The present invention also provides a computer-readable storage medium having a computer program stored thereon, which, when executed, can implement the method provided by the above-described embodiments. The storage medium may include: various media capable of storing program codes, such as a usb disk, a removable hard disk, a Read-Only Memory (ROM), a Random Access Memory (RAM), a magnetic disk, or an optical disk.

The invention also provides a computer device, which may include a memory and a processor, wherein the memory stores a computer program, and the processor may implement the method provided by the above embodiment when calling the computer program in the memory. Of course, the computer device may also include various network interfaces, power supplies, and the like.

The embodiments are described in a progressive manner in the specification, each embodiment focuses on differences from other embodiments, and the same and similar parts among the embodiments are referred to each other. The device disclosed by the embodiment corresponds to the method disclosed by the embodiment, so that the description is simple, and the relevant points can be referred to the method part for description. It should be noted that, for those skilled in the art, it is possible to make various improvements and modifications to the present invention without departing from the principle of the present invention, and those improvements and modifications also fall within the scope of the claims of the present invention.

It is further noted that, in the present specification, relational terms such as first and second, and the like are used solely to distinguish one entity or action from another entity or action without necessarily requiring or implying any actual such relationship or order between such entities or actions. Also, the terms "comprises," "comprising," or any other variation thereof, are intended to cover a non-exclusive inclusion, such that a process, method, article, or apparatus that comprises a list of elements does not include only those elements but may include other elements not expressly listed or inherent to such process, method, article, or apparatus. Without further limitation, an element defined by the phrase "comprising an … …" does not exclude the presence of other identical elements in a process, method, article, or apparatus that comprises the element.

Claims

1. A method for scrubbing mislabeled data, comprising:

sorting the loglos _ fl of each sample from large to small;

2. The method of scrubbing mislabeled data as recited in claim 1, wherein γ is greater than 1.

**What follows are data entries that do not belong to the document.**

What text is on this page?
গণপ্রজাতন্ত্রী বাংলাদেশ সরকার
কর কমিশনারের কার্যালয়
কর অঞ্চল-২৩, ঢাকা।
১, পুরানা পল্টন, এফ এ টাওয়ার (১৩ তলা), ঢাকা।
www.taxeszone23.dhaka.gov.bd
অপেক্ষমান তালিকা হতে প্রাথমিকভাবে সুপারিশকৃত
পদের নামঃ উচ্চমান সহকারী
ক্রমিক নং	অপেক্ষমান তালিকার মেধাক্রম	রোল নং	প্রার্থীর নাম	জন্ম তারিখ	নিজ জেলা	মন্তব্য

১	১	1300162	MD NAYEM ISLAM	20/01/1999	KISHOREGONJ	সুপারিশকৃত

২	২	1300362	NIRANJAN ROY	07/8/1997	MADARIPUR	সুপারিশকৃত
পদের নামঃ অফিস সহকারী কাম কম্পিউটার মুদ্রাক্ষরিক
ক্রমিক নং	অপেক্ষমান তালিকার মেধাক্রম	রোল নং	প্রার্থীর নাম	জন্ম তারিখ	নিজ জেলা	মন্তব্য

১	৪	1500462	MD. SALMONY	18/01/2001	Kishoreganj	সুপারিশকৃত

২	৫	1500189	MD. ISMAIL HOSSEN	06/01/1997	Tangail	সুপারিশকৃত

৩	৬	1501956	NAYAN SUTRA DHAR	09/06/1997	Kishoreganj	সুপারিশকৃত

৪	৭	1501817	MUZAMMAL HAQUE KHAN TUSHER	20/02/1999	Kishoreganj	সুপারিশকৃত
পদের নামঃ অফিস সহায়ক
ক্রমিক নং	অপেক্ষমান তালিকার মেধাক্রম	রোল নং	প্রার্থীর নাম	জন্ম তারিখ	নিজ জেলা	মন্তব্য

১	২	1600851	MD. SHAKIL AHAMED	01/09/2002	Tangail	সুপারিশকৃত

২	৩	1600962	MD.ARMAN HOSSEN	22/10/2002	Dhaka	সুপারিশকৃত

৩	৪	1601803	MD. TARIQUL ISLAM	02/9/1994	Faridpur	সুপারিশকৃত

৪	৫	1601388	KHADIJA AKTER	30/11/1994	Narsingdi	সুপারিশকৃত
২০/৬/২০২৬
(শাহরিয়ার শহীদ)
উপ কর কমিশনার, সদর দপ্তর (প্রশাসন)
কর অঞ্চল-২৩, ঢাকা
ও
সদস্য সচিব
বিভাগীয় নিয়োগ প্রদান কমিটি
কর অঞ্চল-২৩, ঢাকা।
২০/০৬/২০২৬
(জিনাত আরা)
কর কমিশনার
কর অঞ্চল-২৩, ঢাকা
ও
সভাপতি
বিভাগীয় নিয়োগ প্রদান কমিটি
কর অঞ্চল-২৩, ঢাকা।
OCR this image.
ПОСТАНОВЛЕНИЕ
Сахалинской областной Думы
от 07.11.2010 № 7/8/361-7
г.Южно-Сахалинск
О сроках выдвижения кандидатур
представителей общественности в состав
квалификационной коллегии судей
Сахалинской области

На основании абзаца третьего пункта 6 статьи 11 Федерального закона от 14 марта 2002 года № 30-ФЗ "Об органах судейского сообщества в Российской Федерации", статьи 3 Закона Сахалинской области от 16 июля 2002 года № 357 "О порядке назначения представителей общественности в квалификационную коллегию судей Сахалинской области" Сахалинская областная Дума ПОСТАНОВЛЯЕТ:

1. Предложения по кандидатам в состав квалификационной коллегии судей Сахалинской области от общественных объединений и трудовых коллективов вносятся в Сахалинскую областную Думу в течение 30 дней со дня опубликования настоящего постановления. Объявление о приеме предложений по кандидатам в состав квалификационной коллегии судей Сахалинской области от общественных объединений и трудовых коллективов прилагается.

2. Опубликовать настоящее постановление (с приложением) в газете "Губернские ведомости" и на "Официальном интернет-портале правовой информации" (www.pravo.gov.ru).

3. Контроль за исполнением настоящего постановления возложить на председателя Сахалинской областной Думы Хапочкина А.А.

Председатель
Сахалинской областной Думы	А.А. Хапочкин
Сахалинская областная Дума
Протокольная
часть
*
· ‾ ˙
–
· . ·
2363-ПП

3. The method of scrubbing false mark data as claimed in claim 2, wherein γ is greater than 1 and less than 2.

4. The method of scrubbing false mark data as set forth in claim 3, wherein γ is 1.5.

5. The method for cleaning error marked data according to claim 1, wherein the taking of a plurality of samples which are ranked at the top and marked as error samples comprises:

6. The method for cleaning error marked data according to claim 1, wherein after the samples are taken and marked as error samples, the method further comprises:

and re-labeling the error samples selected by the classification model.

7. The method of cleansing mis-tagged data as recited in claim 1, wherein said classification model is a neural network multi-classification model.

8. An apparatus for scrubbing mislabeled data, comprising:

9. A computer device comprising a memory, a processor and a computer program stored on the memory and executable on the processor, the processor implementing the method of scrubbing error annotation data according to any one of claims 1 to 7 when executing the computer program.

10. A computer-readable storage medium, on which a computer program is stored, which, when being executed by a processor, carries out the method of scrubbing false mark data according to any one of claims 1 to 7.